By having a deep understanding about what the parties agree to do, whether it’s to produce a live stream or perform on stage, the show can become tangible, and you can identify who is responsible and what may be missing. But that is only a part of it. You also need to know what will energize and excite an audience, and law school can’t teach you that.
Q: What are a few of your favourite memories over the years?
A: Every year, we’ve had incredible lineups, but 2015 on the Great Lawn in Central Park stood out for me in particular. It was the year the UN launched the Global Goals from our stage, and 60,000 people got to see Beyoncé, Pearl Jam, Coldplay and Ed Sheeran perform in one night, on one stage. No doubt it was a very special show with these artists collaborating.
“The International System Is Broken And Not Meeting Today’s Challenges — From Epidemics To The Climate Crisis To Collapsing Food Systems”
But it was also one of the most meaningful nights for me, and it proved our “pop and policy” model. That day, four women stood on stage and, one by one, they removed their headscarves, introduced themselves and pledged to fight for girls to have access to education around the world.

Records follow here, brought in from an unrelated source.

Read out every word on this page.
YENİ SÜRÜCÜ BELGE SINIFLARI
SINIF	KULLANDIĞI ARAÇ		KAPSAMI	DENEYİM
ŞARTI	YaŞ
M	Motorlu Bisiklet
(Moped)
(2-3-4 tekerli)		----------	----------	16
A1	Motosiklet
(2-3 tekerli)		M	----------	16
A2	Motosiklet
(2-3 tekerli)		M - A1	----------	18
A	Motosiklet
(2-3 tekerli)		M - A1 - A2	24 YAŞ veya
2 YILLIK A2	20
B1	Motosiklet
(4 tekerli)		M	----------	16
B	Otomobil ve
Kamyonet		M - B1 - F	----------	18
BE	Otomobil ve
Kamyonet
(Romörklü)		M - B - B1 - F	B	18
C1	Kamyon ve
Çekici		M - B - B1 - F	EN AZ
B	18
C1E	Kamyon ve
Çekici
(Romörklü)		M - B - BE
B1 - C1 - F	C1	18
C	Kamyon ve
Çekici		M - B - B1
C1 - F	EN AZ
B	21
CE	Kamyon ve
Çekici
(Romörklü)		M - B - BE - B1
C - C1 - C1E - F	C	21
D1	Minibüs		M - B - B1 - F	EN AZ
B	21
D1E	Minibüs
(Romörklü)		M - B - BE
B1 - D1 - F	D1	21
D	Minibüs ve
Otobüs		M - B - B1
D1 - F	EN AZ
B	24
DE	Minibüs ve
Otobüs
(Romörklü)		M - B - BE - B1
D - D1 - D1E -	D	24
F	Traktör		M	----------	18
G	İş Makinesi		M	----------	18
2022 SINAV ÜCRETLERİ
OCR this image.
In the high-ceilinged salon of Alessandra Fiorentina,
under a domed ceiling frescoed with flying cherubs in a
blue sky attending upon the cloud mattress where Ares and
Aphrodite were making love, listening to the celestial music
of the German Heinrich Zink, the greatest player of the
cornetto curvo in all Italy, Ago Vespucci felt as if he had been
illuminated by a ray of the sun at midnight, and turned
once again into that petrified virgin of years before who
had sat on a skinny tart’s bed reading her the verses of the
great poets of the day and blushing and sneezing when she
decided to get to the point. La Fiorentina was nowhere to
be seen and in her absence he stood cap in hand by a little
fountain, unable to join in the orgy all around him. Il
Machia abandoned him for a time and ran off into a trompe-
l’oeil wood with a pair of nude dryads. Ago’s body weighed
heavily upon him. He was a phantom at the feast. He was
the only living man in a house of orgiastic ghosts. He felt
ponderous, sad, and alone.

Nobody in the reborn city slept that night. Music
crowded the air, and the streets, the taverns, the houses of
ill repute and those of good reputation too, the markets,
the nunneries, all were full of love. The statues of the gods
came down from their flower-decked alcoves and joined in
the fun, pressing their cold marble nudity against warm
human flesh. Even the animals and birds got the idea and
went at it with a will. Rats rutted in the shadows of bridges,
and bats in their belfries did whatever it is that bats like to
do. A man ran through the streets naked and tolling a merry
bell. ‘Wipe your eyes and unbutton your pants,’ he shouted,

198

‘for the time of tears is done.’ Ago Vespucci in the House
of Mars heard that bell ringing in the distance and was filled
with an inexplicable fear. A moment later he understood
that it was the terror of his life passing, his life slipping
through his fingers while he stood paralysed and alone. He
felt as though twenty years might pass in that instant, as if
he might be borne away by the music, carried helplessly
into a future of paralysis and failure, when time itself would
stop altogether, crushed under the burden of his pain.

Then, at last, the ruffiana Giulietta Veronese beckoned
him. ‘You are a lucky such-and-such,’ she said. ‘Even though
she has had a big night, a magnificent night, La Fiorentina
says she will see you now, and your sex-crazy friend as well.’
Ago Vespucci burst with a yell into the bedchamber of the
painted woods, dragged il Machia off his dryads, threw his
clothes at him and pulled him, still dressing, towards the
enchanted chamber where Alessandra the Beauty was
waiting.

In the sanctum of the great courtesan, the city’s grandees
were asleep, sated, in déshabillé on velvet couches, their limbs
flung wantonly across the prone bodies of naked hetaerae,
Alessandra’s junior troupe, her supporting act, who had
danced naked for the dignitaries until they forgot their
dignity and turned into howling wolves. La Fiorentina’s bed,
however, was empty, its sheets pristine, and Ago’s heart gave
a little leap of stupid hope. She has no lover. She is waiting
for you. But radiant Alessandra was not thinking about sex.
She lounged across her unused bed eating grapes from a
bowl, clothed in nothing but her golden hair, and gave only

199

The last woman to speak and introduce herself was Nobel Prize laureate and activist Malala Yousafzai. The crowd erupted in applause and treated her as a global rock star. It was overwhelmingly beautiful to see that kind of support and admiration for an activist at a festival.
Q: What is your definition of success?
A: I define success by how well I play my part and whether I will ultimately leave our planet a better place for everyone. Notions of accumulating great wealth or notoriety might mean success to some, but to live a good life, where I have endeavoured to do good and be good and make a positive impact on the world, is a successful life.